Nowhere Boy

In the last two or so months over 11,000 people have logged on to lyrics007.com to do whatever it is they do with the words to John Lennon’s song “Mother.” (Nearly 30,000 have hit on “Woman.”) It’s a startling stat—but just business as usual in the afterlife of a Beatle.

So, as the lyrics go: “Mother, you had me but I never had you / I wanted you but you didn’t want me . . .” The two-part statement, as depicted in Nowhere Boy, proves to be false—yet remains viable as melodrama. (The song plays over the end credits.) The film explores the period in the life of the young Lennon (Aaron Johnson) from when he was first bitten by the music bug, to the eve of his band’s departure for Hamburg—a residency that would completely transform the pop paradigm. (The group’s name is never mentioned.) Between those moments, the fledgling musician resided with his rather proper aunt (Kristin Scott Thomas), a woman who had “rescued” him from the questionable lifestyle of his mother (Anne-Marie Duff) who, in turn, stayed in touch and lived nearby.
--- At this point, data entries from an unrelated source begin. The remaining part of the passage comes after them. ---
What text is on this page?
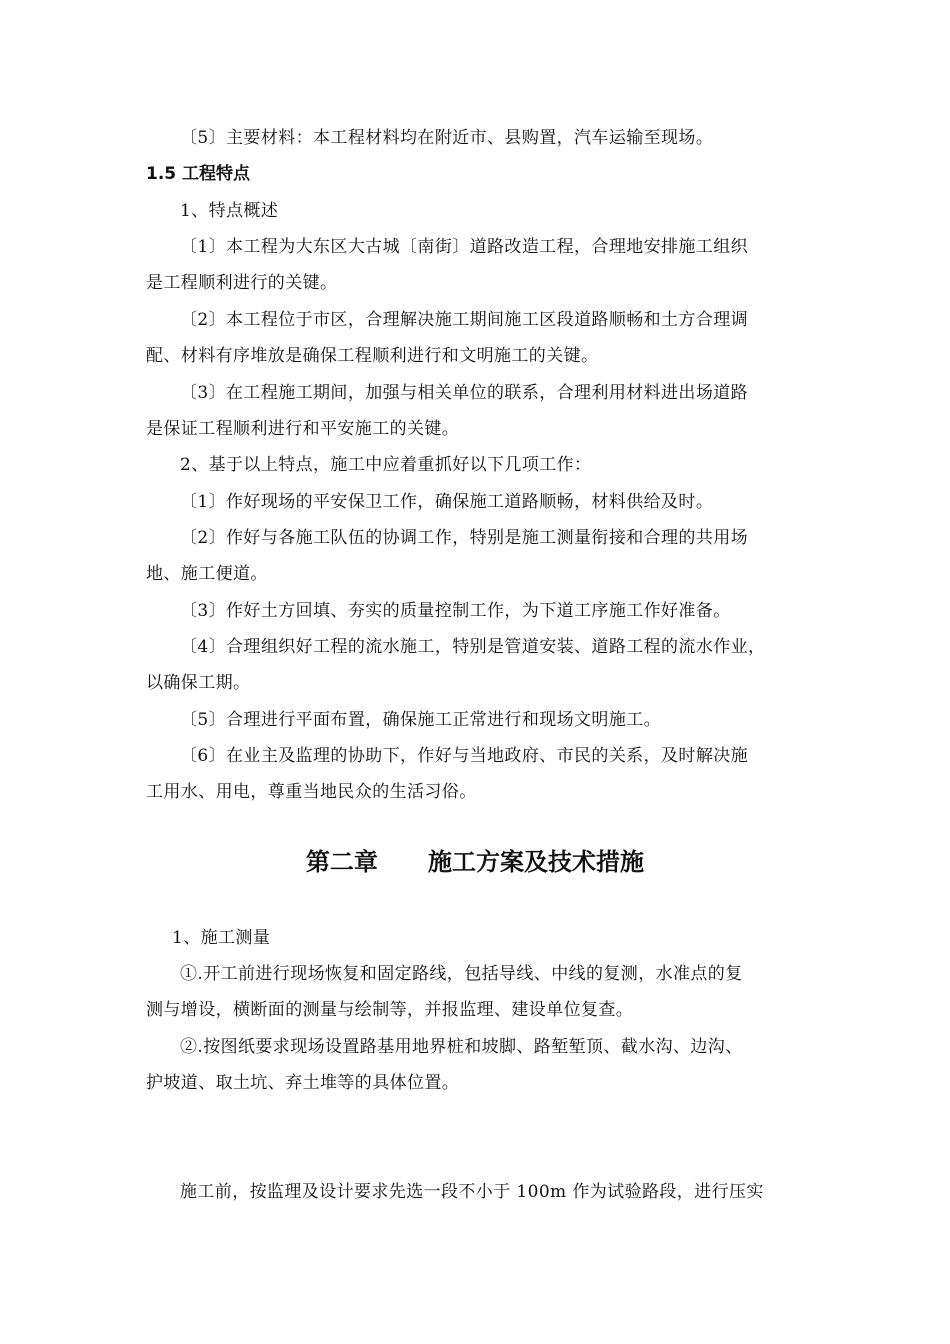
〔5〕主要材料：本工程材料均在附近市、县购置，汽车运输至现场。
1.5 工程特点
1、特点概述
〔1〕本工程为大东区大古城〔南街〕道路改造工程，合理地安排施工组织
是工程顺利进行的关键。
〔2〕本工程位于市区，合理解决施工期间施工区段道路顺畅和土方合理调
配、材料有序堆放是确保工程顺利进行和文明施工的关键。
〔3〕在工程施工期间，加强与相关单位的联系，合理利用材料进出场道路
是保证工程顺利进行和平安施工的关键。
2、基于以上特点，施工中应着重抓好以下几项工作：
〔1〕作好现场的平安保卫工作，确保施工道路顺畅，材料供给及时。
〔2〕作好与各施工队伍的协调工作，特别是施工测量衔接和合理的共用场
地、施工便道。
〔3〕作好土方回填、夯实的质量控制工作，为下道工序施工作好准备。
〔4〕合理组织好工程的流水施工，特别是管道安装、道路工程的流水作业，
以确保工期。
〔5〕合理进行平面布置，确保施工正常进行和现场文明施工。
〔6〕在业主及监理的协助下，作好与当地政府、市民的关系，及时解决施
工用水、用电，尊重当地民众的生活习俗。
第二章      施工方案及技术措施
1、施工测量
①.开工前进行现场恢复和固定路线，包括导线、中线的复测，水准点的复
测与增设，横断面的测量与绘制等，并报监理、建设单位复查。
②.按图纸要求现场设置路基用地界桩和坡脚、路堑堑顶、截水沟、边沟、
护坡道、取土坑、弃土堆等的具体位置。
施工前，按监理及设计要求先选一段不小于 100m 作为试验路段，进行压实
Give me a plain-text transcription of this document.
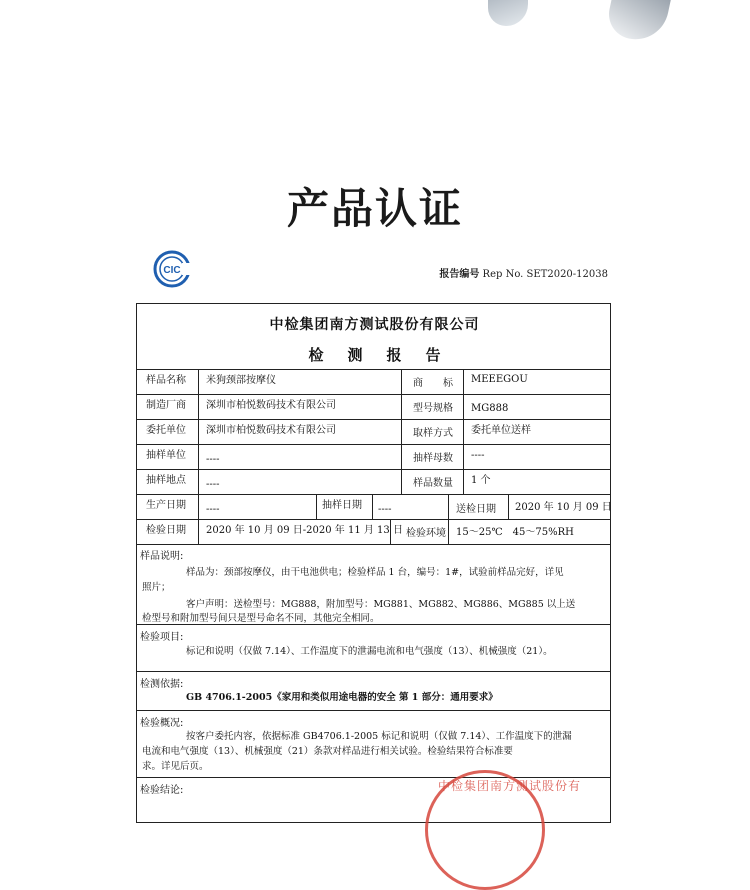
产品认证
CIC	报告编号 Rep No. SET2020-12038
中检集团南方测试股份有限公司
检 测 报 告
样品名称	米狗颈部按摩仪	商　　标	MEEEGOU
制造厂商	深圳市柏悦数码技术有限公司	型号规格	MG888
委托单位	深圳市柏悦数码技术有限公司	取样方式	委托单位送样
抽样单位	----	抽样母数	----
抽样地点	----	样品数量	1 个
生产日期	----	抽样日期	----	送检日期	2020 年 10 月 09 日
检验日期	2020 年 10 月 09 日-2020 年 11 月 13 日 检验环境	15～25℃　45～75%RH
样品说明:
样品为：颈部按摩仪，由干电池供电；检验样品 1 台，编号：1#，试验前样品完好，详见
照片；
客户声明：送检型号：MG888，附加型号：MG881、MG882、MG886、MG885 以上送
检型号和附加型号间只是型号命名不同，其他完全相同。
检验项目:
标记和说明（仅做 7.14）、工作温度下的泄漏电流和电气强度（13）、机械强度（21）。
检测依据:
GB 4706.1-2005《家用和类似用途电器的安全 第 1 部分：通用要求》
检验概况:
按客户委托内容，依据标准 GB4706.1-2005 标记和说明（仅做 7.14）、工作温度下的泄漏
电流和电气强度（13）、机械强度（21）条款对样品进行相关试验。检验结果符合标准要
求。详见后页。
检验结论:	中检集团南方测试股份有
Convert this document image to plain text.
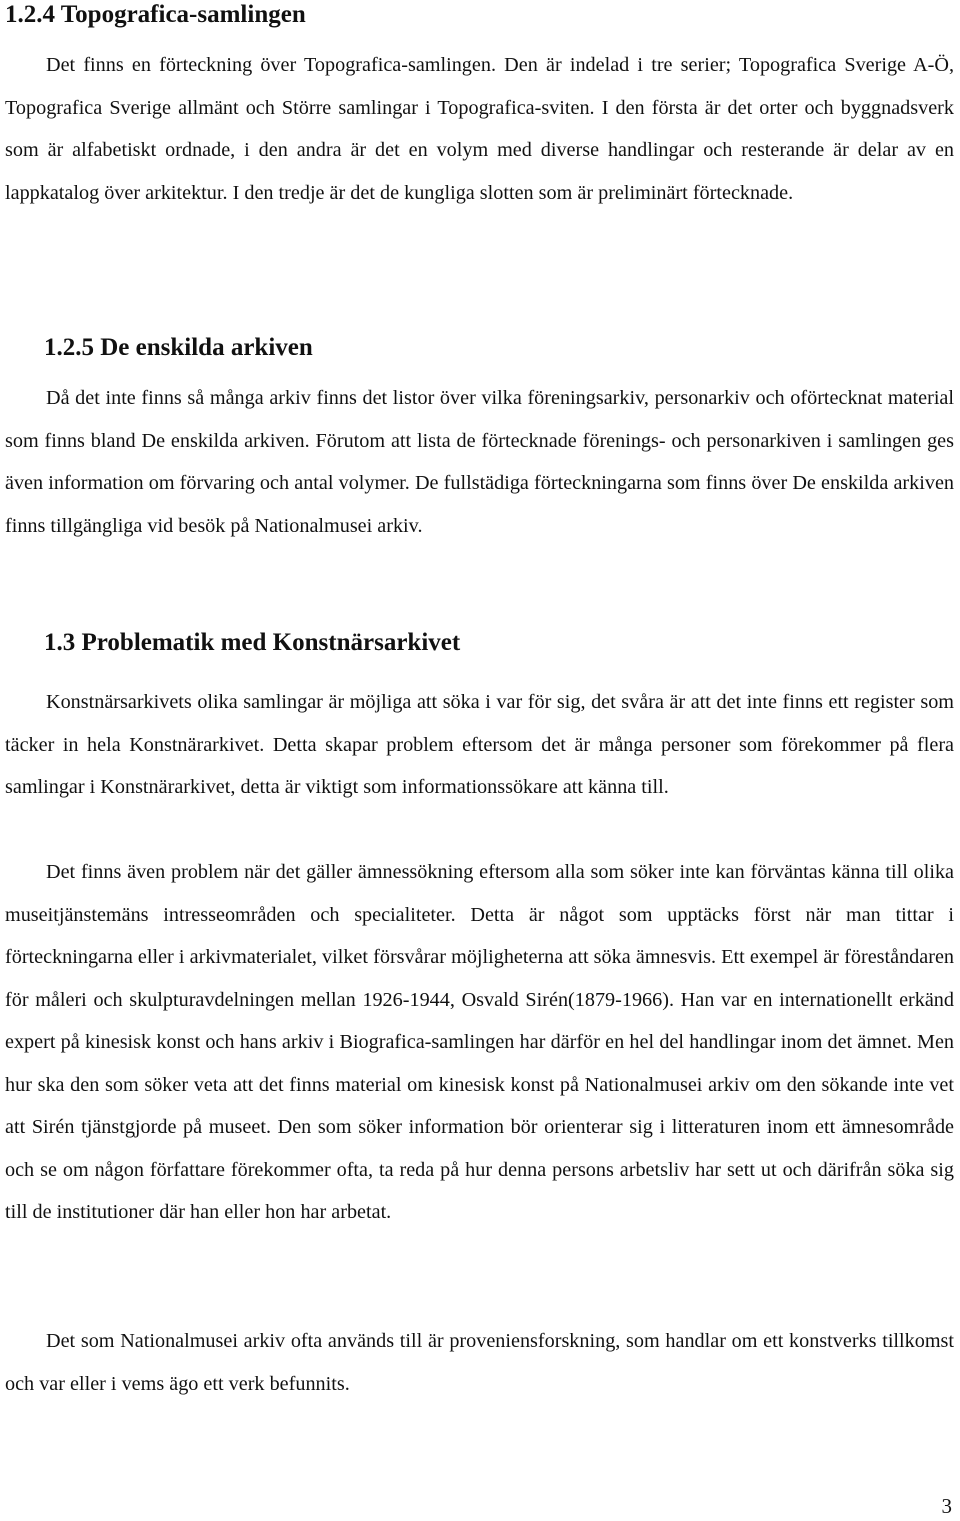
1.2.4 Topografica-samlingen

Det finns en förteckning över Topografica-samlingen. Den är indelad i tre serier; Topografica Sverige A-Ö, Topografica Sverige allmänt och Större samlingar i Topografica-sviten. I den första är det orter och byggnadsverk som är alfabetiskt ordnade, i den andra är det en volym med diverse handlingar och resterande är delar av en lappkatalog över arkitektur. I den tredje är det de kungliga slotten som är preliminärt förtecknade.

1.2.5 De enskilda arkiven

Då det inte finns så många arkiv finns det listor över vilka föreningsarkiv, personarkiv och oförtecknat material som finns bland De enskilda arkiven. Förutom att lista de förtecknade förenings- och personarkiven i samlingen ges även information om förvaring och antal volymer. De fullstädiga förteckningarna som finns över De enskilda arkiven finns tillgängliga vid besök på Nationalmusei arkiv.

1.3 Problematik med Konstnärsarkivet

Konstnärsarkivets olika samlingar är möjliga att söka i var för sig, det svåra är att det inte finns ett register som täcker in hela Konstnärarkivet. Detta skapar problem eftersom det är många personer som förekommer på flera samlingar i Konstnärarkivet, detta är viktigt som informationssökare att känna till.

Det finns även problem när det gäller ämnessökning eftersom alla som söker inte kan förväntas känna till olika museitjänstemäns intresseområden och specialiteter. Detta är något som upptäcks först när man tittar i förteckningarna eller i arkivmaterialet, vilket försvårar möjligheterna att söka ämnesvis. Ett exempel är föreståndaren för måleri och skulpturavdelningen mellan 1926-1944, Osvald Sirén(1879-1966). Han var en internationellt erkänd expert på kinesisk konst och hans arkiv i Biografica-samlingen har därför en hel del handlingar inom det ämnet. Men hur ska den som söker veta att det finns material om kinesisk konst på Nationalmusei arkiv om den sökande inte vet att Sirén tjänstgjorde på museet. Den som söker information bör orienterar sig i litteraturen inom ett ämnesområde och se om någon författare förekommer ofta, ta reda på hur denna persons arbetsliv har sett ut och därifrån söka sig till de institutioner där han eller hon har arbetat.

Det som Nationalmusei arkiv ofta används till är proveniensforskning, som handlar om ett konstverks tillkomst och var eller i vems ägo ett verk befunnits.

3
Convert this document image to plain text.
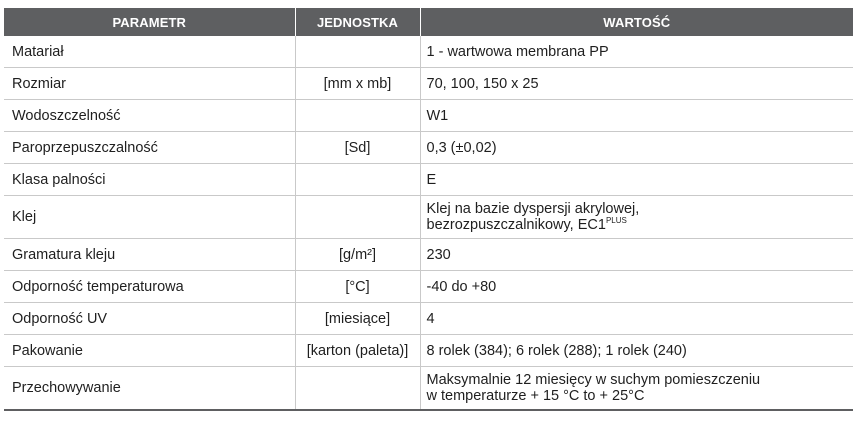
PARAMETR	JEDNOSTKA	WARTOŚĆ
Matariał		1 - wartwowa membrana PP
Rozmiar	[mm x mb]	70, 100, 150 x 25
Wodoszczelność		W1
Paroprzepuszczalność	[Sd]	0,3 (±0,02)
Klasa palności		E
Klej		Klej na bazie dyspersji akrylowej,
bezrozpuszczalnikowy, $EC1^{PLUS}$

Gramatura kleju	[g/m²]	230
Odporność temperaturowa	[°C]	-40 do +80
Odporność UV	[miesiące]	4
Pakowanie	[karton (paleta)]	8 rolek (384); 6 rolek (288); 1 rolek (240)
Przechowywanie		Maksymalnie 12 miesięcy w suchym pomieszczeniu
w temperaturze + 15 °C to + 25°C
Well-crafted, and rather proper to a fault, the art of Wood’s film reveals itself best in its treatment of “the maternal,” and the way in which an almost ghostly form of care and control eerily sets the stage for the arrival of a future mother figure—patiently waiting on the other side of the film’s narrative. For permission to use Lennon’s “Mother,” the producers of Nowhere Boy, of course, had to get Yoko’s approval.